Скоро совсем стемнело и зажглись тусклые лампочки над подъездами старых трехэтажных домов с облупившейся штукатуркой. Они едва освещали небольшой квадратный дворик со сколоченным из досок покосившимся столом и такими же скособоченными лавками.
Но Ярыгин не разглядывал открытое пространство. Его больше интересовали густые кусты, разросшиеся возле домов.
И когда возле Ольгиного подъезда остановился милицейский «уазик» с мигалкой на крыше, Ярыгин совершенно не удивился.
В тени кустов машина была не очень заметна. Тем не менее Ярыгин увидел три четких силуэта внутри нее и понял, кто это может быть.
В машине, кроме шофера, сидели лейтенант Амбал и сержант Битюг.
– Раньше надо было решать этот вопрос! – злобно произнес лейтенант. – Как только пошли аресты, сразу надо было и действовать. Тогда поостереглись бы являться без спроса.
Лейтенант посмотрел вверх, на окна Ольгиной квартиры, и сказал:
– Пора! Окна темные, значит, свет погасили, в постельку легли…
– И чем они там занимаются? – рассмеялся сержант. – Стало быть, на мне бабенка, а «важняк» на вас?
– Стало быть! – ухмыльнулся лейтенант. Шофер поспешил увильнуть от участия в деле.
– Я на стреме! – сказал он. – Водила вам нужен непокалеченный.
– Ладно! – согласился лейтенант.
– Надо было стволы захватить! – пожаловался сержант.
– Дурак! – осадил его лейтенант. – Откуда у него может быть пистолет?
– На всякий случай! – оправдывался сержант.
– Вот чтобы не было никакого «всякого случая», и приказано было оружия не брать.
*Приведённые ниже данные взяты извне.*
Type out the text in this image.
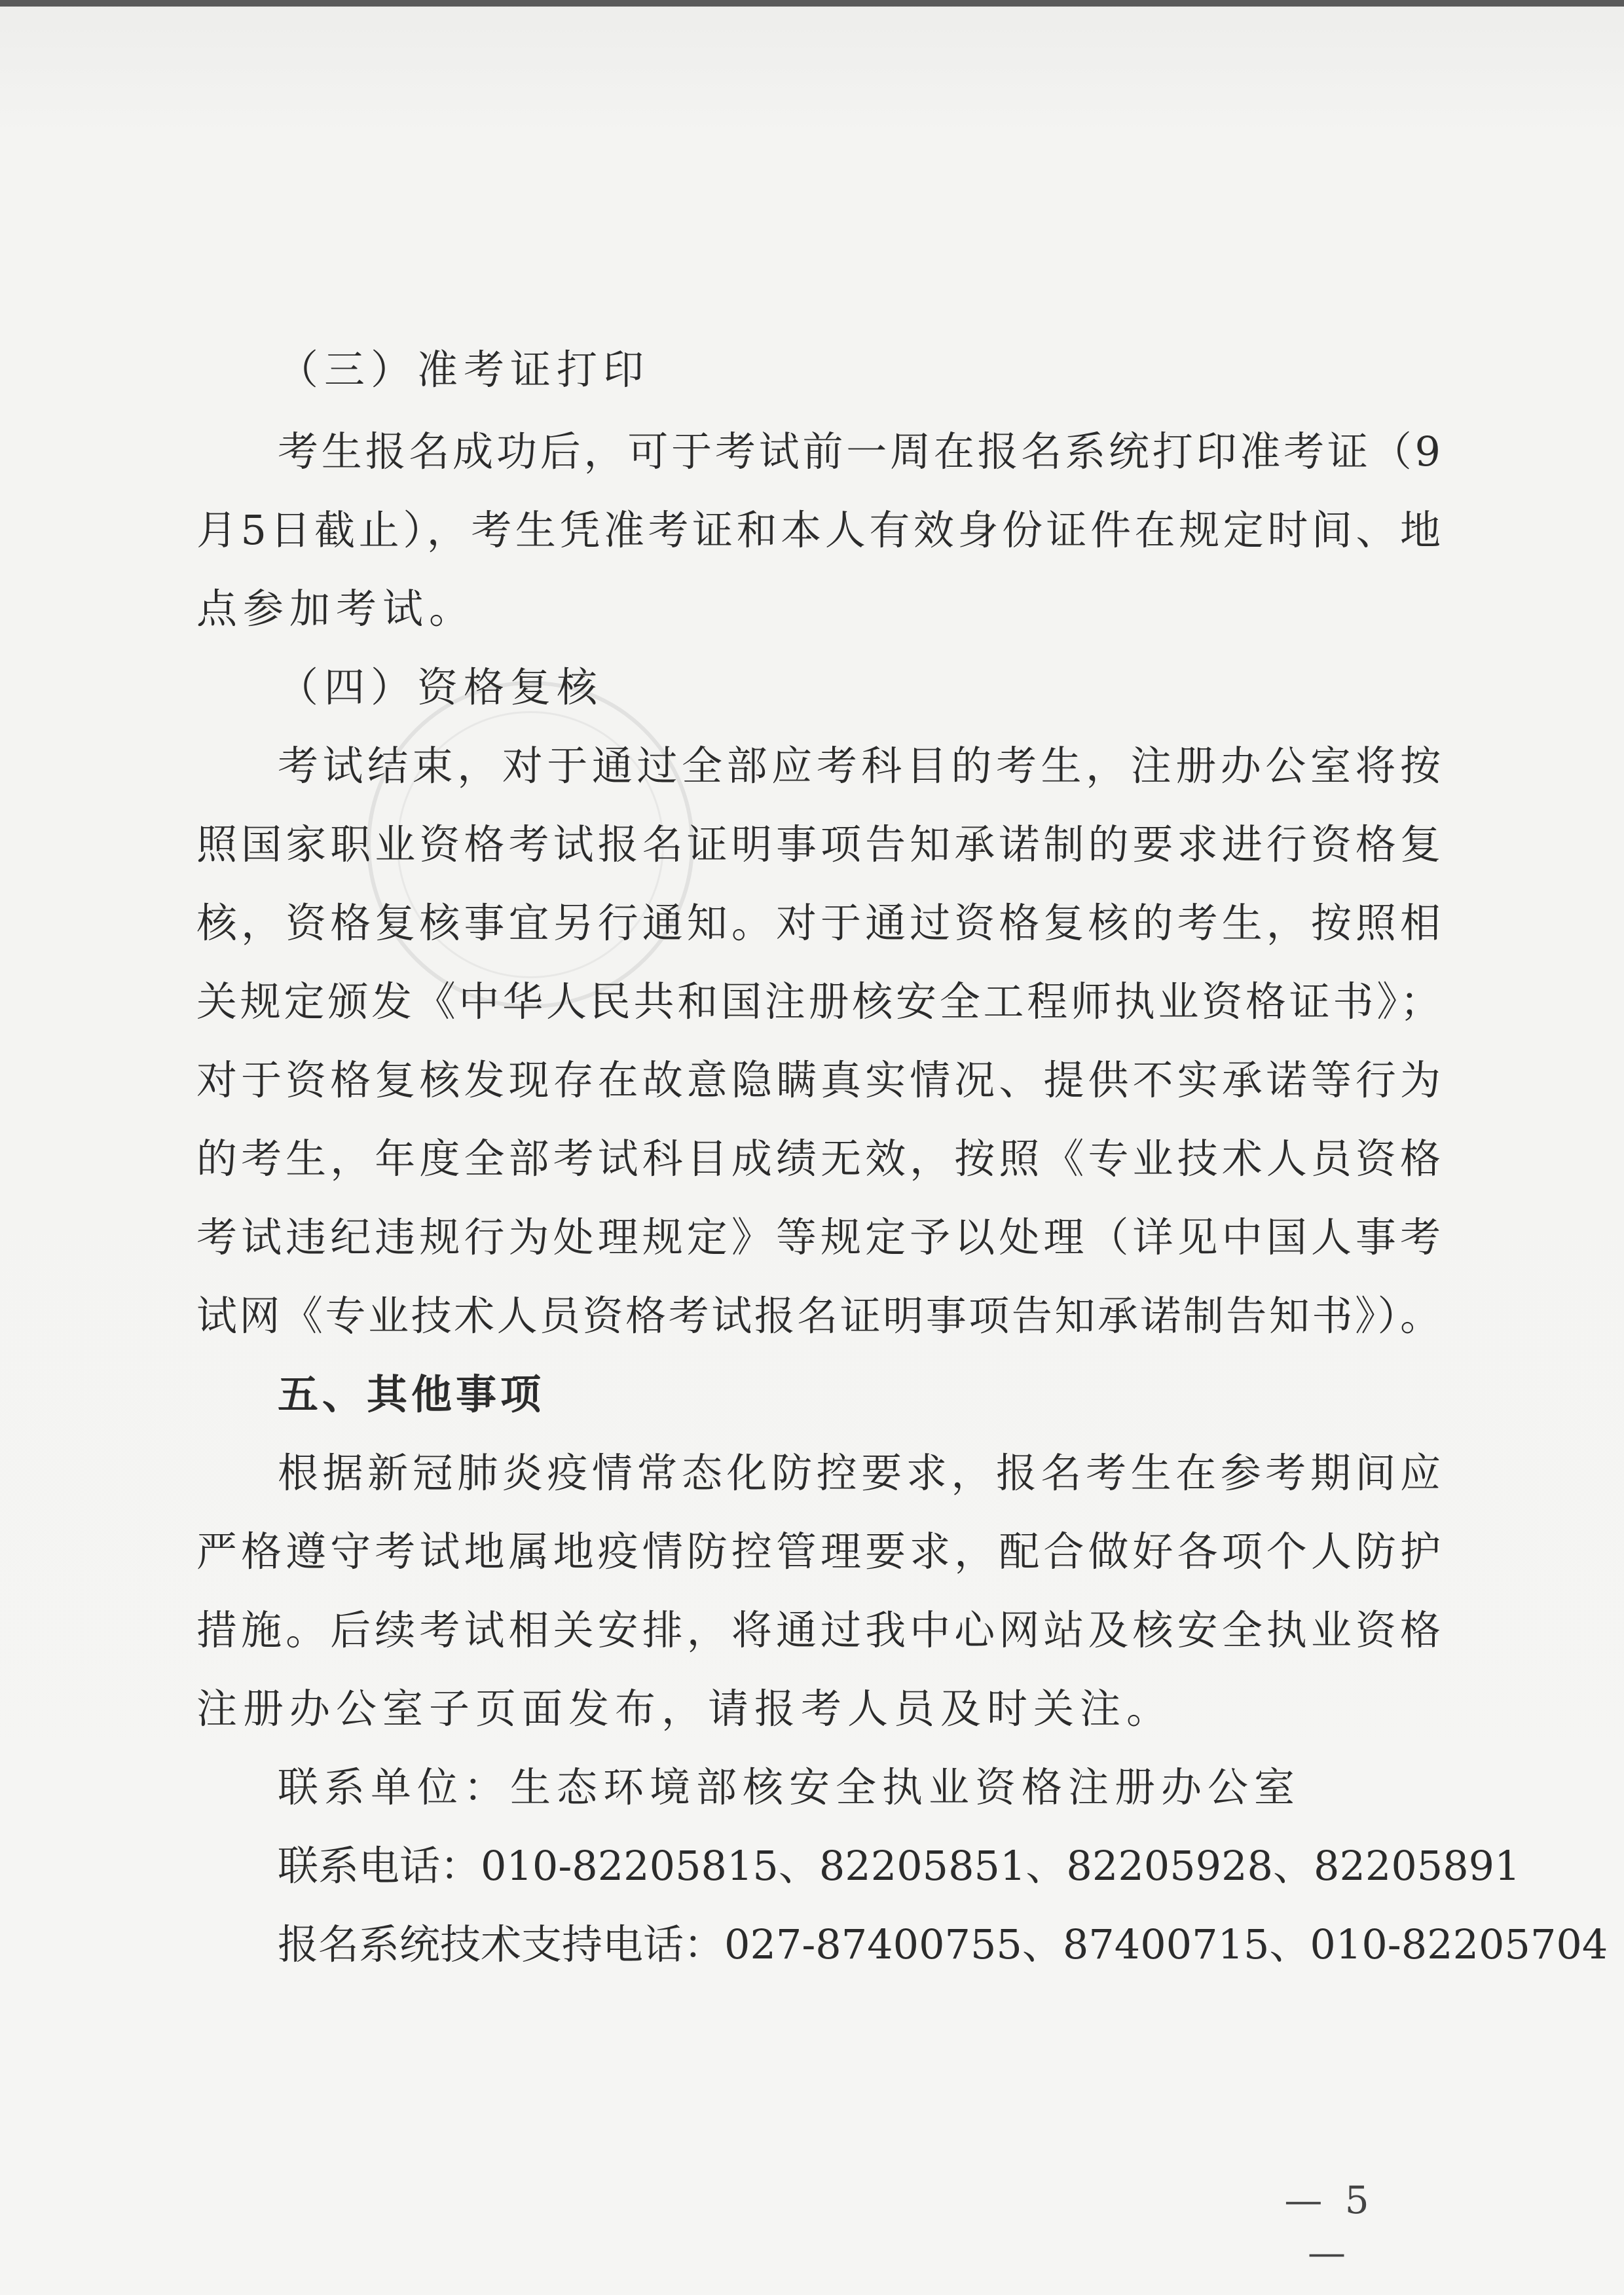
（三）准考证打印
考生报名成功后，可于考试前一周在报名系统打印准考证（9
月5日截止），考生凭准考证和本人有效身份证件在规定时间、地
点参加考试。
（四）资格复核
考试结束，对于通过全部应考科目的考生，注册办公室将按
照国家职业资格考试报名证明事项告知承诺制的要求进行资格复
核，资格复核事宜另行通知。对于通过资格复核的考生，按照相
关规定颁发《中华人民共和国注册核安全工程师执业资格证书》；
对于资格复核发现存在故意隐瞒真实情况、提供不实承诺等行为
的考生，年度全部考试科目成绩无效，按照《专业技术人员资格
考试违纪违规行为处理规定》等规定予以处理（详见中国人事考
试网《专业技术人员资格考试报名证明事项告知承诺制告知书》）。
五、其他事项
根据新冠肺炎疫情常态化防控要求，报名考生在参考期间应
严格遵守考试地属地疫情防控管理要求，配合做好各项个人防护
措施。后续考试相关安排，将通过我中心网站及核安全执业资格
注册办公室子页面发布，请报考人员及时关注。
联系单位：生态环境部核安全执业资格注册办公室
联系电话：010-82205815、82205851、82205928、82205891
报名系统技术支持电话：027-87400755、87400715、010-82205704
— 5 —
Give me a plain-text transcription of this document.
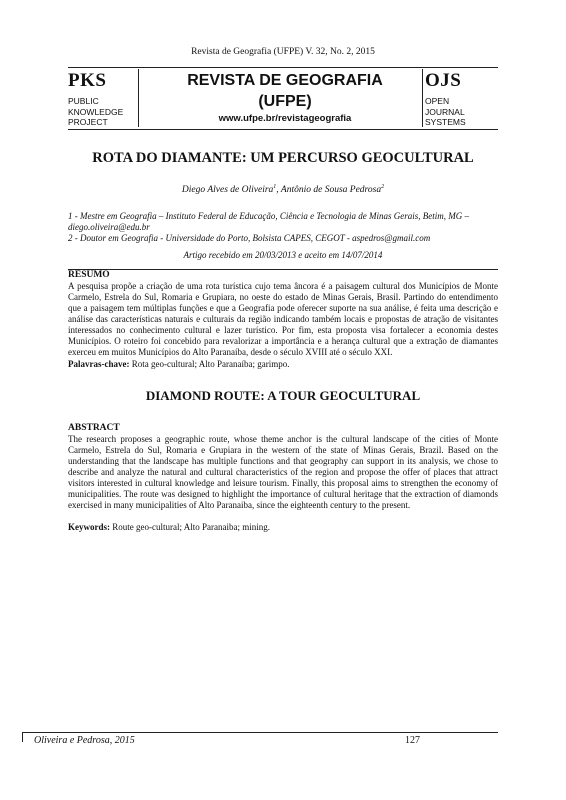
Revista de Geografia (UFPE) V. 32, No. 2, 2015
PKS
PUBLIC
KNOWLEDGE
PROJECT
REVISTA DE GEOGRAFIA
(UFPE)
www.ufpe.br/revistageografia
OJS
OPEN
JOURNAL
SYSTEMS
ROTA DO DIAMANTE: UM PERCURSO GEOCULTURAL
Diego Alves de Oliveira$^1$, Antônio de Sousa Pedrosa$^2$
1 - Mestre em Geografia – Instituto Federal de Educação, Ciência e Tecnologia de Minas Gerais, Betim, MG –
diego.oliveira@edu.br
2 - Doutor em Geografia - Universidade do Porto, Bolsista CAPES, CEGOT - aspedros@gmail.com
Artigo recebido em 20/03/2013 e aceito em 14/07/2014
RESUMO

A pesquisa propõe a criação de uma rota turística cujo tema âncora é a paisagem cultural dos Municípios de Monte Carmelo, Estrela do Sul, Romaria e Grupiara, no oeste do estado de Minas Gerais, Brasil. Partindo do entendimento que a paisagem tem múltiplas funções e que a Geografia pode oferecer suporte na sua análise, é feita uma descrição e análise das características naturais e culturais da região indicando também locais e propostas de atração de visitantes interessados no conhecimento cultural e lazer turístico. Por fim, esta proposta visa fortalecer a economia destes Municípios. O roteiro foi concebido para revalorizar a importância e a herança cultural que a extração de diamantes exerceu em muitos Municípios do Alto Paranaíba, desde o século XVIII até o século XXI.

Palavras-chave: Rota geo-cultural; Alto Paranaíba; garimpo.
DIAMOND ROUTE: A TOUR GEOCULTURAL
ABSTRACT

The research proposes a geographic route, whose theme anchor is the cultural landscape of the cities of Monte Carmelo, Estrela do Sul, Romaria e Grupiara in the western of the state of Minas Gerais, Brazil. Based on the understanding that the landscape has multiple functions and that geography can support in its analysis, we chose to describe and analyze the natural and cultural characteristics of the region and propose the offer of places that attract visitors interested in cultural knowledge and leisure tourism. Finally, this proposal aims to strengthen the economy of municipalities. The route was designed to highlight the importance of cultural heritage that the extraction of diamonds exercised in many municipalities of Alto Paranaiba, since the eighteenth century to the present.

Keywords: Route geo-cultural; Alto Paranaiba; mining.
Oliveira e Pedrosa, 2015	127
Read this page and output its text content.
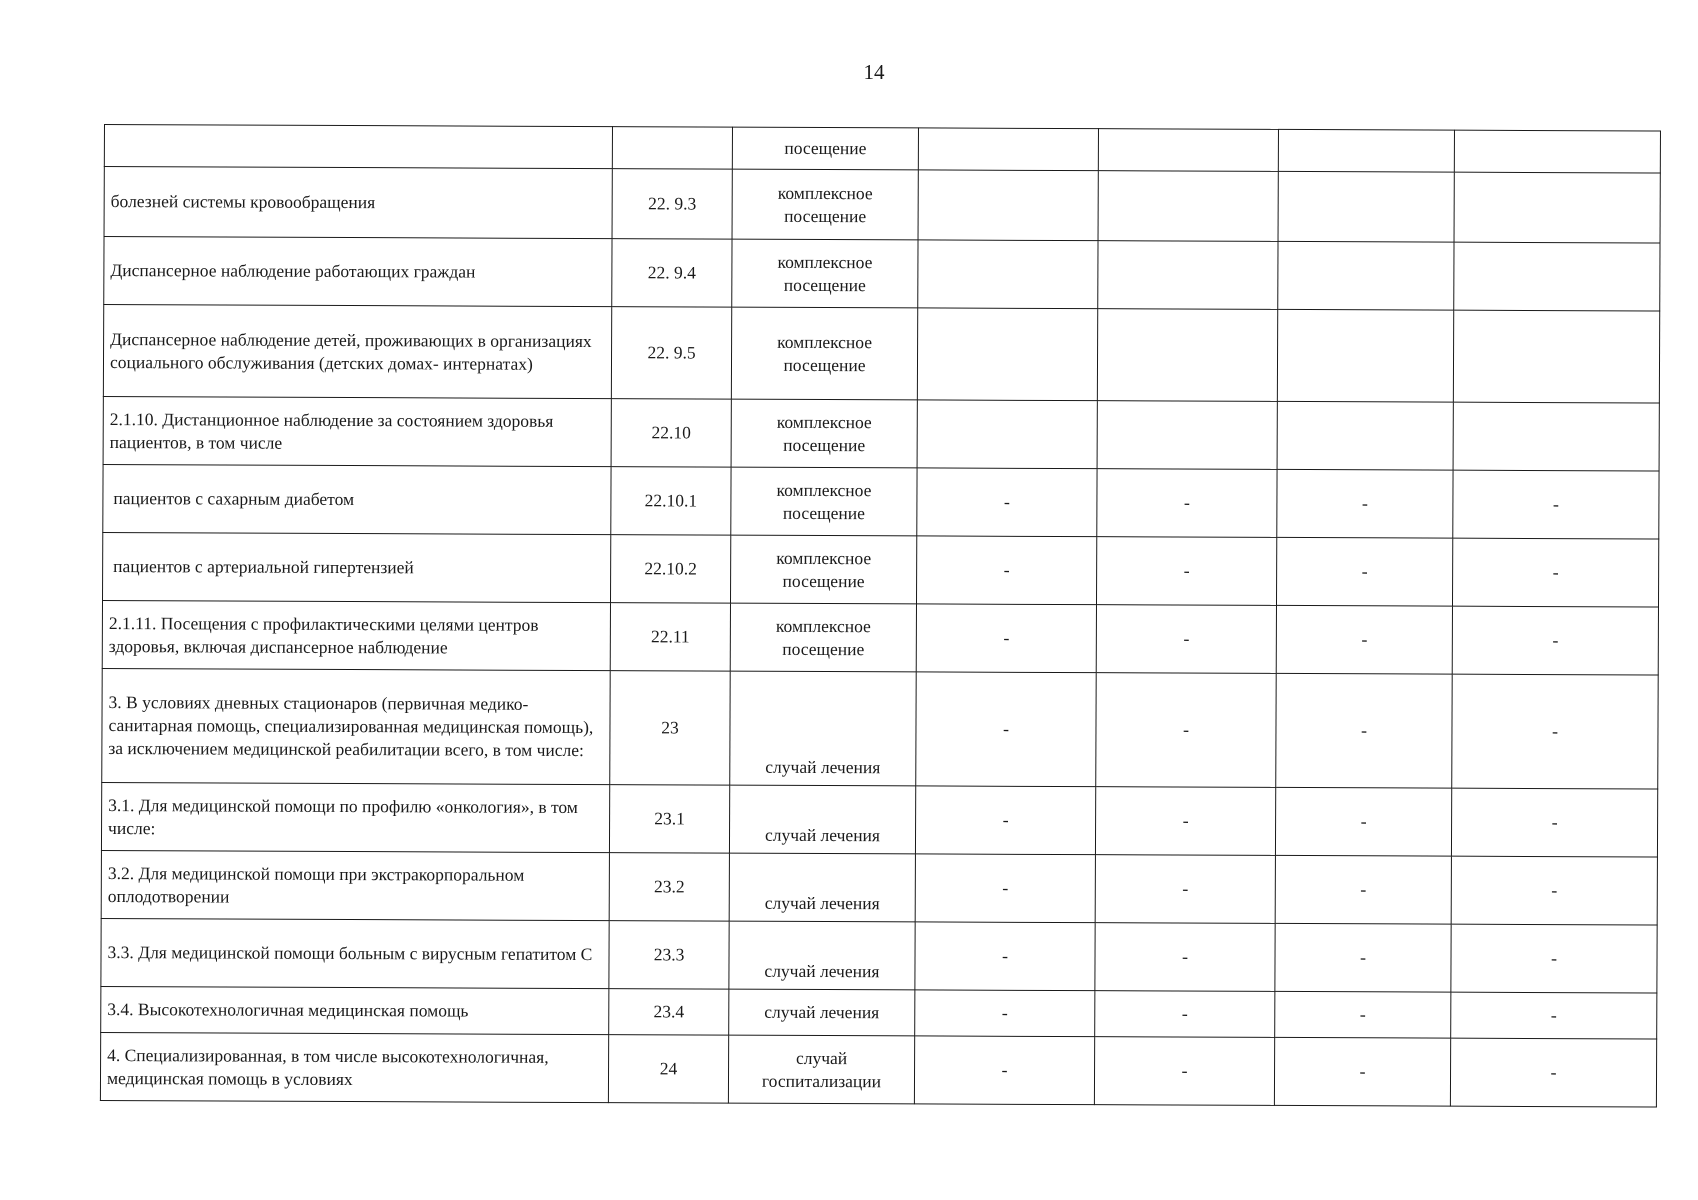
14
		посещение				
болезней системы кровообращения	22. 9.3	комплексное посещение				
Диспансерное наблюдение работающих граждан	22. 9.4	комплексное посещение				
Диспансерное наблюдение детей, проживающих в организациях социального обслуживания (детских домах- интернатах)	22. 9.5	комплексное посещение				
2.1.10. Дистанционное наблюдение за состоянием здоровья пациентов, в том числе	22.10	комплексное посещение				
пациентов с сахарным диабетом	22.10.1	комплексное посещение	-	-	-	-
пациентов с артериальной гипертензией	22.10.2	комплексное посещение	-	-	-	-
2.1.11. Посещения с профилактическими целями центров здоровья, включая диспансерное наблюдение	22.11	комплексное посещение	-	-	-	-
3. В условиях дневных стационаров (первичная медико-санитарная помощь, специализированная медицинская помощь), за исключением медицинской реабилитации всего, в том числе:	23	случай лечения	-	-	-	-
3.1. Для медицинской помощи по профилю «онкология», в том числе:	23.1	случай лечения	-	-	-	-
3.2. Для медицинской помощи при экстракорпоральном оплодотворении	23.2	случай лечения	-	-	-	-
3.3. Для медицинской помощи больным с вирусным гепатитом С	23.3	случай лечения	-	-	-	-
3.4. Высокотехнологичная медицинская помощь	23.4	случай лечения	-	-	-	-
4. Специализированная, в том числе высокотехнологичная, медицинская помощь в условиях	24	случай госпитализации	-	-	-	-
Пошли!
Держась в тени кустов, лейтенант с сержантом отделились от машины и направились к подъезду Ольги, сжимая в руках связку отмычек, фомки, а в карманах ножи с выбрасывающимися лезвиями.
В подъезде их встретил Ярыгин.
Дуло «стечкина» беспощадно уставилось на лейтенанта, и у того сразу же задрожали от страха губы и пересохло во рту.
– Не двигаться! – жестко и тихо приказал Ярыгин. – Старших по званию ждать заставляете, нехорошо!..
Милиционеры замерли как вкопанные.
– «Мальчиков» и фомки к ногам! – опять тихо приказал он.
Амбал с Битюгом моментально выполнили приказание, причем так неудачно, что фомки пребольно ударили их по ногам, но они позволили себе лишь тихо вскрикнуть.
– Холодное оружие на землю! – продолжал Ярыгин. – По очереди – доставать все левой рукой: сначала ты! – Он указал пистолетом на Амбала.
Лейтенант с готовностью повиновался и достал из кармана нож, который и бросил рядом с фомкой.
– Теперь ты! – командовал Ярыгин, направляя дуло пистолета на Битюга.
Тому тоже ничего не оставалось, как повиноваться.
После этого он велел им встать лицом к стене, опереться на нее руками и расставить пошире ноги.
Обыскав задержанных, Ярыгин убедился, что, кроме холодного оружия, у них не было ничего. Даже документов.
Поначалу майор решил их задержать и доставить в ближайшее отделение милиции, но, мудро рассудив, что у себя им помогут даже стены, решил отпустить. Да и не хотел он этой акцией привлекать внимание к Оболенцеву.
– А теперь брысь отсюда, шпана! – приказал он и с удовольствием наблюдал, как двое громил, как шкодливые коты, бросились к машине.